December 30, 2011
Like most motorists, the volatility of gas prices never ceases to amaze those of us who have tanks to fill on a regular basis’s; as well as the difference in pricing across our state. Christmas we were in Burlington for the Christmas Holiday. Gas in Graham was $3.12 cents per gallon. In Tramway, one station was at $3.15 while most in that area was $3.20. Now let focus on Resort gas prices here in Poorer County. The constant average has been $3.35 cents with very little fluctuation. Not even for Christmas. Greed or whatever the consumer market will bear in a struggling economy, is the name of free enterprise in our society.
In 1995, North Carolina’s legislature passed a bill into law, General Statue 105-449.80 and 81, which will affect all of our wallets in the New Year with a 3.5 % increase on the state level and 4% on the federal level. One note of interest: North Carolina is presently ranked 9th in the country for high gas taxes. Now let us consider House Bill 645 that places a 17.5 cents cap on fuel products at the pump - Thank you legislators for robbing us blind. Our legislators continue to serve the interest of oil producers and distributors. The history of gas taxes go back to 2004 when they legislated an inspection tax of 0.25% and a rate increase of 2 cents per gallon to at 24.6 cents to 26.6 cents on January 1, 2005. At that time gas was selling at the pump for $1.30.
What is big oil doing to contribute to the overall economy in the US?
“The owner, Transocean, moved its corporate headquarters from Houston to the Cayman Islands in 1999 and then to Switzerland in 2008, maneuvers that also helped it avoid taxes”.
Federal officials considered a new tax on petroleum production to pay for the cleanup from the Gulf Oil spill, the industry is fighting the measure, warning that it will lead to job losses and higher gasoline prices, as well as an increased dependence on foreign oil. But what they failed to mention is that the US exports 64 million barrels a day!
An examination of the American tax code indicates that oil production is among the most heavily subsidized businesses, with tax breaks available at virtually every stage of the exploration and extraction process.

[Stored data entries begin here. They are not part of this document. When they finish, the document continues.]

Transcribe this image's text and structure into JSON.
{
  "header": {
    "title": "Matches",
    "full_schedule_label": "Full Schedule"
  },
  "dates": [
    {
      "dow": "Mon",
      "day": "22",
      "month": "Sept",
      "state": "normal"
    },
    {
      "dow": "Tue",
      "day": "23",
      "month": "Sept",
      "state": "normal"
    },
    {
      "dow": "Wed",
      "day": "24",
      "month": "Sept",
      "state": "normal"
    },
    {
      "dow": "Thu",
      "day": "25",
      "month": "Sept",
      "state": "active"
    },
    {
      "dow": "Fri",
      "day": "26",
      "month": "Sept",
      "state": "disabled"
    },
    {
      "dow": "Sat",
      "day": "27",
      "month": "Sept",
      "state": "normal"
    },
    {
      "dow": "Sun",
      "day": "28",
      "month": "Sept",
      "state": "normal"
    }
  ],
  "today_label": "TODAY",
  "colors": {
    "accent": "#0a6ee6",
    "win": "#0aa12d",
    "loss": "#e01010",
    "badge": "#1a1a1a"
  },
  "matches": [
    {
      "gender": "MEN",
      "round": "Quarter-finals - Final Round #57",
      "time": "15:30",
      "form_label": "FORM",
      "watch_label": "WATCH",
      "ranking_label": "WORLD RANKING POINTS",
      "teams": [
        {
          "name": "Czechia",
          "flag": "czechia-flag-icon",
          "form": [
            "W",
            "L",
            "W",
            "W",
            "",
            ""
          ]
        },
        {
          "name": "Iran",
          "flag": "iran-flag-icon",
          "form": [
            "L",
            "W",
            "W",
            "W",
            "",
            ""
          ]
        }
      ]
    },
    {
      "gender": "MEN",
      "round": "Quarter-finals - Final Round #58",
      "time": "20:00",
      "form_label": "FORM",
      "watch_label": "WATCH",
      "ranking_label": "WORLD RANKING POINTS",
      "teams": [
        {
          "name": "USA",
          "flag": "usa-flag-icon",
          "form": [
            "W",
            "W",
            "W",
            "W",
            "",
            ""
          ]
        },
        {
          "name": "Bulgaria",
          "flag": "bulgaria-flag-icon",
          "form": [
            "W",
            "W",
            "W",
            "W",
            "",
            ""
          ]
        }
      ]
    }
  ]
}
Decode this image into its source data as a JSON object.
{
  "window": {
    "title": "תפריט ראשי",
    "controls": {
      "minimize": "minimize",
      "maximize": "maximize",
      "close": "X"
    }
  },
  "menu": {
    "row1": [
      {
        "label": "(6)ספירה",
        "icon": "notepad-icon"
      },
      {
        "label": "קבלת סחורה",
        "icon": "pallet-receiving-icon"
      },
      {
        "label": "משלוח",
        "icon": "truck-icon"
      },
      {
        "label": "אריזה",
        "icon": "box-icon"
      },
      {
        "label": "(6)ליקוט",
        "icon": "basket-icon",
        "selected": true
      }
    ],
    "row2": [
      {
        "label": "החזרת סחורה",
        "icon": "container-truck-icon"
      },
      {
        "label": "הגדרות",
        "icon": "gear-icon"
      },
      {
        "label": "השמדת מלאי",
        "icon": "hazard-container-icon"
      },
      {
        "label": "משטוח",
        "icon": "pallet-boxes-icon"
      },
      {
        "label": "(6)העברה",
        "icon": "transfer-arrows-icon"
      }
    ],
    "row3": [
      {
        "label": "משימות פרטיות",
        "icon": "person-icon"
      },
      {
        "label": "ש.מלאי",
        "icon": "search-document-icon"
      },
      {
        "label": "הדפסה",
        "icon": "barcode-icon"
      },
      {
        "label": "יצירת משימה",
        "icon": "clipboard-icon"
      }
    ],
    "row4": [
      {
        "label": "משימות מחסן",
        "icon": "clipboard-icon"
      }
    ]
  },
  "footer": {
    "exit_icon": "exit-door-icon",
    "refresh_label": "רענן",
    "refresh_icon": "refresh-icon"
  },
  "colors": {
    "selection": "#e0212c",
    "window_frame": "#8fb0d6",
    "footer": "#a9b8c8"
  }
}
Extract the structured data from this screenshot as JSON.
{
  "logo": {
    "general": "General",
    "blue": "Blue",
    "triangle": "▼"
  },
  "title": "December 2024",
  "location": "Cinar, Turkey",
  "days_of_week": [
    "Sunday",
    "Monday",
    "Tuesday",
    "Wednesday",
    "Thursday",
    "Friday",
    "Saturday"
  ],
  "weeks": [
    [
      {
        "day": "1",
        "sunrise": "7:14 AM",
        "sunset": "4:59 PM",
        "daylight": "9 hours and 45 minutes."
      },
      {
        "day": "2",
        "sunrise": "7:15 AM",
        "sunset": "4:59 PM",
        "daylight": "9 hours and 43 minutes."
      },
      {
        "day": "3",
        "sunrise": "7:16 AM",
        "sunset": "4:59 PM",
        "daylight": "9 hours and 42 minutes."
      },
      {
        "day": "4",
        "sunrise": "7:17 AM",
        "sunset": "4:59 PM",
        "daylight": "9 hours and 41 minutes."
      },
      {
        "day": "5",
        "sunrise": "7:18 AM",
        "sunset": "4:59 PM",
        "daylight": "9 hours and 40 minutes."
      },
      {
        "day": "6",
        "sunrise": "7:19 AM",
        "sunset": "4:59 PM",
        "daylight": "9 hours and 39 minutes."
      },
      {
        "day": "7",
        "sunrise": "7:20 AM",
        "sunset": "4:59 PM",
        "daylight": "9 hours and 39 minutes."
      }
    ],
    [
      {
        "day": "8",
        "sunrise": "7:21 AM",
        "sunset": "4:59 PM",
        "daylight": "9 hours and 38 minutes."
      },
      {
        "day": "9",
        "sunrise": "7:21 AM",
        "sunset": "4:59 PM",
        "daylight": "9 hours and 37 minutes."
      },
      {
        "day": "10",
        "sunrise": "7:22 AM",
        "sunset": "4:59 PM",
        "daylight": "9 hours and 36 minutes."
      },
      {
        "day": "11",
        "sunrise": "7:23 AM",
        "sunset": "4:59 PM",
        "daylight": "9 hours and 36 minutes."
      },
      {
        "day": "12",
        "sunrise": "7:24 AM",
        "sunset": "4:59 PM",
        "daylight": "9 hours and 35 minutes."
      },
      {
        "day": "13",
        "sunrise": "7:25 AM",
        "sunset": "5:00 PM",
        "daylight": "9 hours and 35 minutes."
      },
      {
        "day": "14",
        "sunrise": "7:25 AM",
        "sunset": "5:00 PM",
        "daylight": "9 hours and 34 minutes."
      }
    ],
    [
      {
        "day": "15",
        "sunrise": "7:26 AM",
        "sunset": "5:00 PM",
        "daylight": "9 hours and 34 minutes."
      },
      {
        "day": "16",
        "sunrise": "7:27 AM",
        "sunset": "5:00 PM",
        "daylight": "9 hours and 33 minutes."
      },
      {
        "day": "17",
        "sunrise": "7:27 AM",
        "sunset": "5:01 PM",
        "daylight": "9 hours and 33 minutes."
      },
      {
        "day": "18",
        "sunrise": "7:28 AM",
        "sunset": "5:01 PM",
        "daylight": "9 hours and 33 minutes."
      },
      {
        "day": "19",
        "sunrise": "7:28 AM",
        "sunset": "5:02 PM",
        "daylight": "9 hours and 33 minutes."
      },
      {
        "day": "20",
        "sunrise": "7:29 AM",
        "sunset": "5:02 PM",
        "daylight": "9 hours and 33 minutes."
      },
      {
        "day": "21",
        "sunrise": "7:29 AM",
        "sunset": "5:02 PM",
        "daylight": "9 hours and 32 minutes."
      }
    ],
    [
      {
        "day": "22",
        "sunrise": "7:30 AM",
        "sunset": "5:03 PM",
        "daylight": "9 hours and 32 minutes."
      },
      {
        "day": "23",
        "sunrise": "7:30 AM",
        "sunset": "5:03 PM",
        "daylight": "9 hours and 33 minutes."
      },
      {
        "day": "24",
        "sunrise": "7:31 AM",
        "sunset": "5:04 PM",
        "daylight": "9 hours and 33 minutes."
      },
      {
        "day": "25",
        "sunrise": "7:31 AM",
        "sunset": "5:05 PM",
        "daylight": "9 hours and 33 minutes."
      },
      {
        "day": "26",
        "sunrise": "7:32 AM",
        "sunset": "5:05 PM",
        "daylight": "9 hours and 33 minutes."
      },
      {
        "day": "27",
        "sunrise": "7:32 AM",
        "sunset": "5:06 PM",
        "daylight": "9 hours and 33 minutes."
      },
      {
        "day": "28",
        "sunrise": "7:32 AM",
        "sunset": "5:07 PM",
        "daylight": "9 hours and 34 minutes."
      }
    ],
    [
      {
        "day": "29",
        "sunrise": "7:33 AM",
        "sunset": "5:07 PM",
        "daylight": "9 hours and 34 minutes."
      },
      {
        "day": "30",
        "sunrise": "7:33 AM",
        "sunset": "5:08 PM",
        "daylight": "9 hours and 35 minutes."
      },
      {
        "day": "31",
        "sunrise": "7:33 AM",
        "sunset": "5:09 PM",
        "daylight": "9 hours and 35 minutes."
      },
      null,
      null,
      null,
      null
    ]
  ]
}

According to the most recent study by the Congressional Budget Office, released in 2010, capital investments like oil field leases and drilling equipment are taxed at an effective rate of 9 percent, significantly lower than the overall rate of 25 percent for businesses in general, and lower than virtually any other industry. Congressional pundits keep railing that if corporations are given tax breaks they will start hiring and create jobs… I have one question, where?
Congressional PAC’s are saturated with money for representatives and we wonder why our system is broken? It’s a shame that our representatives in Raleigh chose not to attempt a repeal of the new tax on gasoline and diesel fuel. But as usual, they go along to get along…at our expense.